Monday, June 25, 2007

Georgian Food

Back to the real stuff. I can’t believe that so many posts have gone by without any serious discussion of the clef de voute of Georgian culture – food.

To start with, one must avoid any confusion whatsoever between Eastern and Western Georgian food.

I will first talk about the latter, since my exposure to it has been minimal and all my information is based on Revi’s account of it. Supposedly, West Georgian cuisine relies heavily on vegetables, and the resulting dishes are mostly very spicy salads. (As a side note, the propensity of Georgians to give otherwise placid vegetable salads an incredibly devilish spicy twist was revealed to me early on, when my forays into said salad were shortly interrupted by flames engulfing my oral cavity, shortly followed by an activation of my tear glands and a literally burning desire to drink massive amounts of any liquid within sight. It turned out that the side effects were caused by massive amounts of paprika-style chili peppers sprinkled all over the tomatoes and cucumbers).

A second staple of West Georgian cuisine is cheese. According to Revi, gouda is a very traditional Georgian cheese, the delicious taste of which is only exceeded by its foul smell. (I tried to point out that the term gouda is normally associated with a yellow dairy product originating from the North European lowlands, yet my assertions were swiftly dismissed).

More interestingly, West Georgian cheese includes a variety that is mixed with a certain type of herb that in the West most people would associate with Amsterdam, Bob Marley or the 1960s hippie movement. Alas, it appears that the Saakashvili government is trying to curb the production of said cheese, with dramatic effects on the hallucinogenic dairy product industry in the region.

Back to East Georgia and its cuisine. This one I had the opportunity to experience first hand. First, khinkali. This was presented to me as meat dumpling, which immediately evoked memories of various Central European varieties of fried potato or flour dough with the ability to incorporate incredible amounts of calories in a tight, greasy package. Big mistake. The Georgian khinkali is indeed what one might call a dumpling, yet its thin and light boiled dough and fig-shaped silhouette look nothing like what I had seen or expected. The process of eating khinkali involves holding the fig’s end with one’s fingers, sprinkling the dumpling with pepper and then trying to slurp or drink the boiling juice that fills it, while eating the minced meat inside and concurrently avoiding the embarrassment of having juice drizzling from your chin or the even worse scenario of sustaining massive burns to the inside of your mouth. Once one has mastered the technique of eating khinkali, the experience resembles that of having ciorba de perisoare (or, for English-speakers, boiled meatballs swimming in soup-like juice) and tortelloni at the same time. Overall assessment: surprisingly light, yet tasty.

Khachapuri is basically bread filled with goat’s cheese and somehow fried.
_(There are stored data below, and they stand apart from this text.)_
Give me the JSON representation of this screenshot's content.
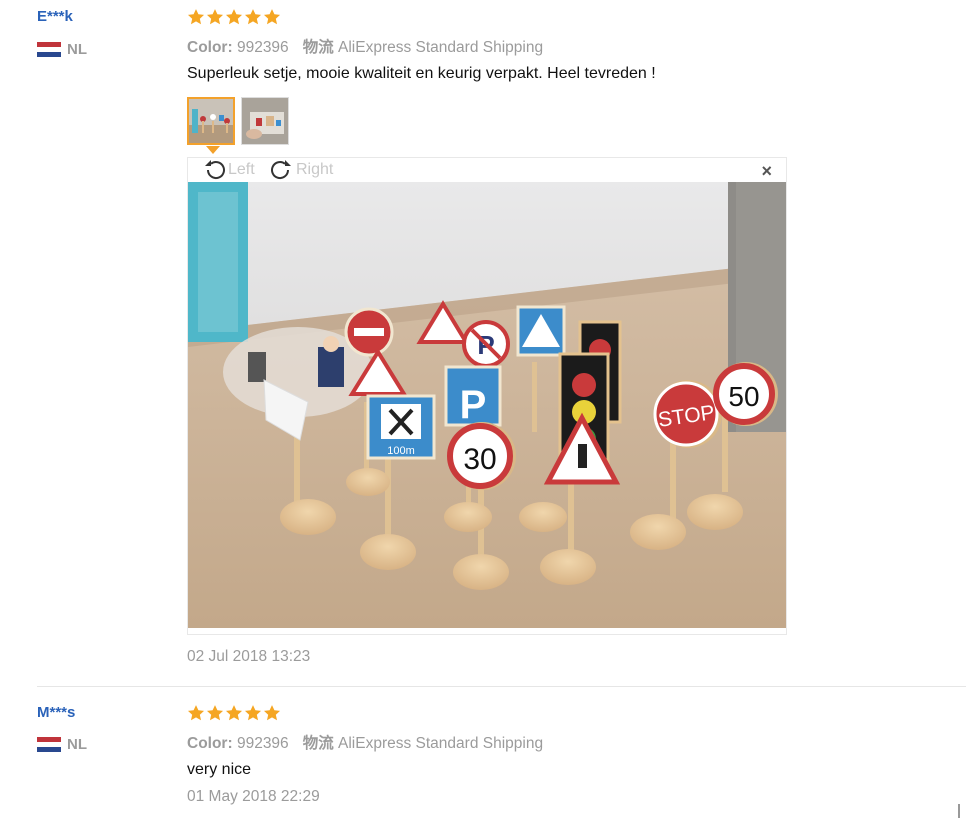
{
  "reviews": [
    {
      "buyer": "E***k",
      "country": "NL",
      "rating": 5,
      "color_label": "Color:",
      "color_value": "992396",
      "shipping_label": "物流",
      "shipping_value": "AliExpress Standard Shipping",
      "text": "Superleuk setje, mooie kwaliteit en keurig verpakt. Heel tevreden !",
      "date": "02 Jul 2018 13:23",
      "viewer": {
        "rotate_left": "Left",
        "rotate_right": "Right",
        "close": "×"
      },
      "photo_signs": {
        "speed_30": "30",
        "speed_50": "50",
        "stop": "STOP",
        "parking": "P",
        "distance": "100m"
      }
    },
    {
      "buyer": "M***s",
      "country": "NL",
      "rating": 5,
      "color_label": "Color:",
      "color_value": "992396",
      "shipping_label": "物流",
      "shipping_value": "AliExpress Standard Shipping",
      "text": "very nice",
      "date": "01 May 2018 22:29"
    }
  ],
  "colors": {
    "buyer_link": "#2a62b9",
    "star": "#f5a623",
    "active_thumb": "#f3a12b",
    "meta_text": "#9b9b9b"
  }
}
It is shaped like a pizza, and tastes somewhat like a flat gogoasa (Romanian donut). However, it must be added that khachapuri comes in different varieties. Because of time and stomach constraints, I was only able to have the classic version. I am told other types may include eggs. Assessment: heavy and filling. There is further need of sampling to establish quality of taste.

Aubergine (eggplant) with nuts. This dish is a Georgian twist on the aubergine salad one finds throughout the Balkans, supposedly originating from Turkey. The remarkable addition here are nuts, and the result is quite nice.
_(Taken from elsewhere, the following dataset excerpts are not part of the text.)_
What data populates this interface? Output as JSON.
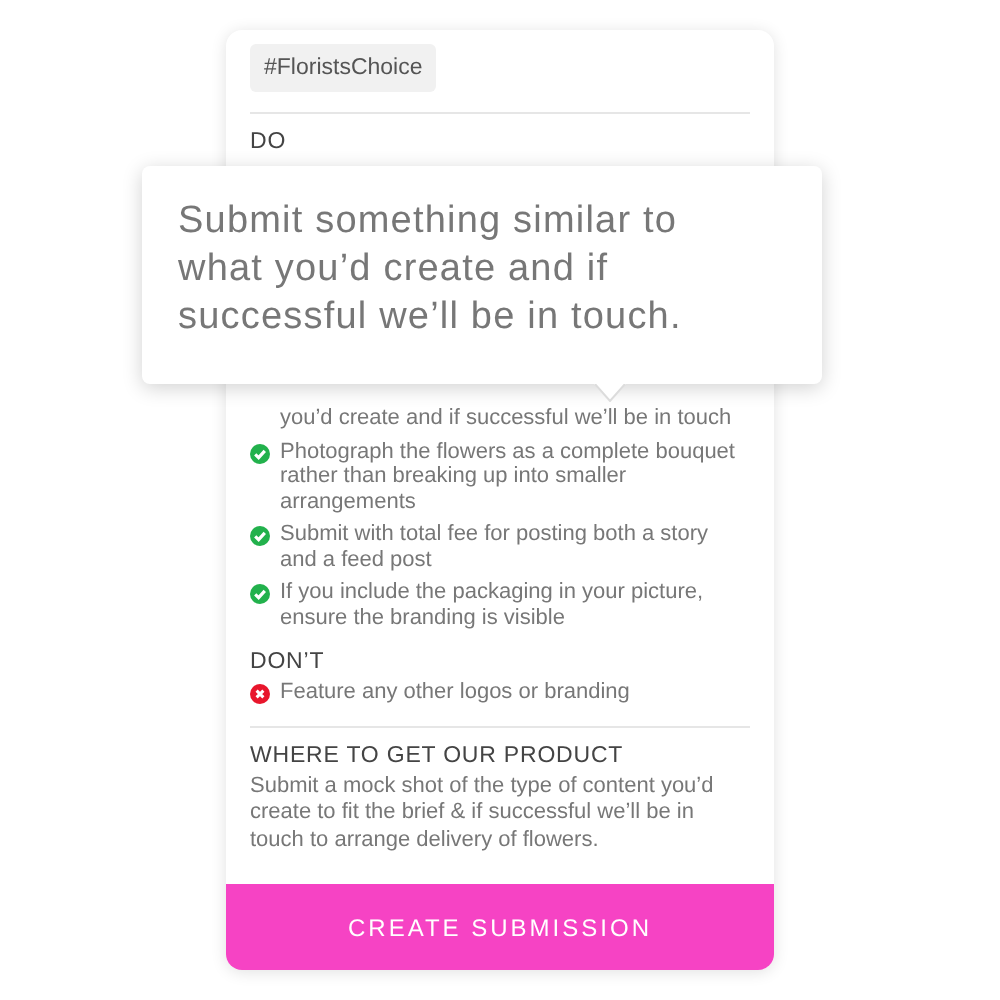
{
  "tag": "#FloristsChoice",
  "do_heading": "DO",
  "tooltip": "Submit something similar to what you’d create and if successful we’ll be in touch.",
  "do_items": [
    {
      "text": "you’d create and if successful we’ll be in touch",
      "icon_visible": false
    },
    {
      "text": "Photograph the flowers as a complete bouquet rather than breaking up into smaller arrangements",
      "icon_visible": true
    },
    {
      "text": "Submit with total fee for posting both a story and a feed post",
      "icon_visible": true
    },
    {
      "text": "If you include the packaging in your picture, ensure the branding is visible",
      "icon_visible": true
    }
  ],
  "dont_heading": "DON’T",
  "dont_items": [
    {
      "text": "Feature any other logos or branding",
      "icon_visible": true
    }
  ],
  "product_heading": "WHERE TO GET OUR PRODUCT",
  "product_text": "Submit a mock shot of the type of content you’d create to fit the brief & if successful we’ll be in touch to arrange delivery of flowers.",
  "button": "CREATE SUBMISSION"
}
Kebabi are basically sausage-shaped meatballs (of varying lengths), with various spices on top – of which coriander (or cilantro) plays a major role – and wrapped into thin pita bread. The taste is somewhat close to the Romanian mici or the Bulgarian kebabcheta, although the particular spices make it unique. Georgians usually dip it into a tomato-based sauce.
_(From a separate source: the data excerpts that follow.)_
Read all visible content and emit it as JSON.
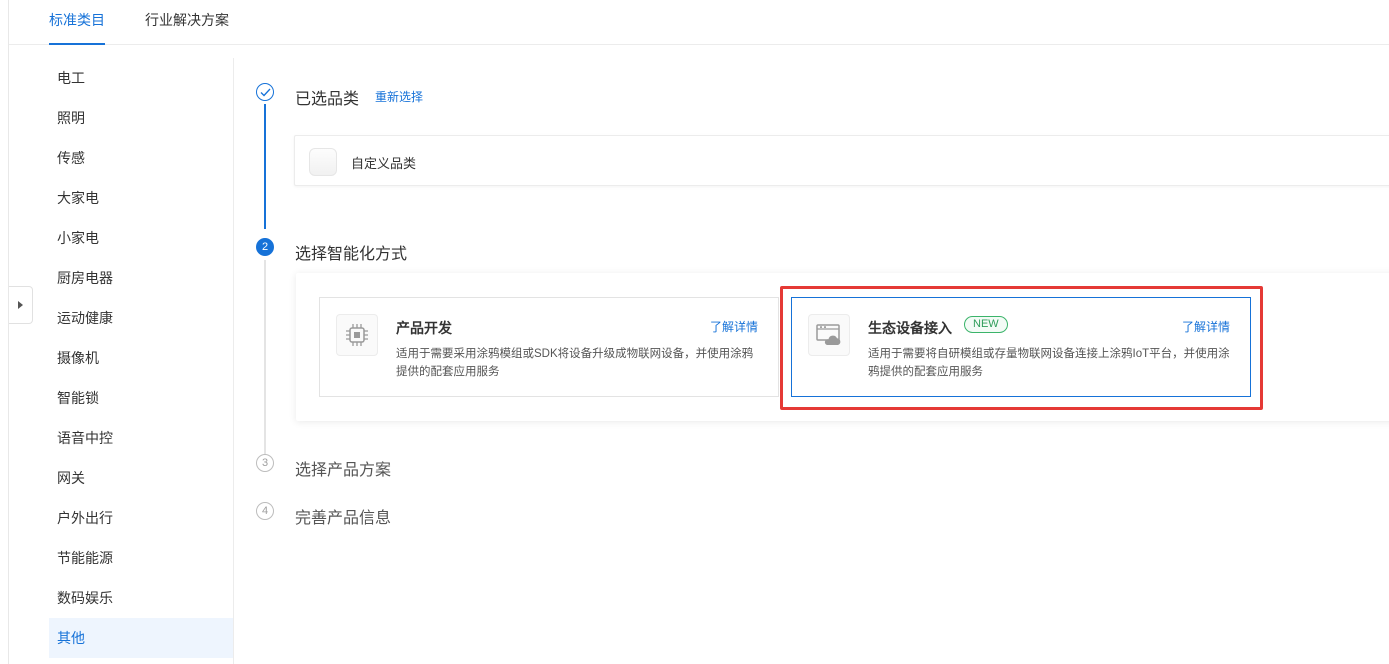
{
  "tabs": [
    {
      "label": "标准类目",
      "active": true
    },
    {
      "label": "行业解决方案",
      "active": false
    }
  ],
  "sidebar": {
    "items": [
      {
        "label": "电工"
      },
      {
        "label": "照明"
      },
      {
        "label": "传感"
      },
      {
        "label": "大家电"
      },
      {
        "label": "小家电"
      },
      {
        "label": "厨房电器"
      },
      {
        "label": "运动健康"
      },
      {
        "label": "摄像机"
      },
      {
        "label": "智能锁"
      },
      {
        "label": "语音中控"
      },
      {
        "label": "网关"
      },
      {
        "label": "户外出行"
      },
      {
        "label": "节能能源"
      },
      {
        "label": "数码娱乐"
      },
      {
        "label": "其他",
        "selected": true
      }
    ]
  },
  "steps": {
    "step1": {
      "title": "已选品类",
      "action": "重新选择",
      "category": "自定义品类"
    },
    "step2": {
      "number": "2",
      "title": "选择智能化方式"
    },
    "step3": {
      "number": "3",
      "title": "选择产品方案"
    },
    "step4": {
      "number": "4",
      "title": "完善产品信息"
    }
  },
  "modes": {
    "product_dev": {
      "title": "产品开发",
      "link": "了解详情",
      "description": "适用于需要采用涂鸦模组或SDK将设备升级成物联网设备，并使用涂鸦提供的配套应用服务",
      "icon": "chip-icon"
    },
    "ecosystem": {
      "title": "生态设备接入",
      "badge": "NEW",
      "link": "了解详情",
      "description": "适用于需要将自研模组或存量物联网设备连接上涂鸦IoT平台，并使用涂鸦提供的配套应用服务",
      "icon": "cloud-window-icon",
      "selected": true
    }
  },
  "colors": {
    "primary": "#1672d8",
    "highlight": "#e53935",
    "badge": "#3bb46a"
  }
}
Shashlik sounds incredibly Turkish to me, yet seems to be a constant feature in Georgia. Essentially it is made of chunks of grilled meat, sometimes accompanies by pieces of onion or sauce. My favorite so far.

2 comments:

Unknown said...

man, you made me hungry :) yeah, i wouldnt mind try some of this szaszlyk (polish way)... when r u back? back to where? im trying to be back as well... back don't know where, but I assume the euroland... and i think corporate euroland... yes...hope all is good dear, lets catch up soon? yes?

Alex C. said...

Marta, how do you get from nice food to corporate jobs in just a few lines? :)))) I agree, we should definitely catch up soon!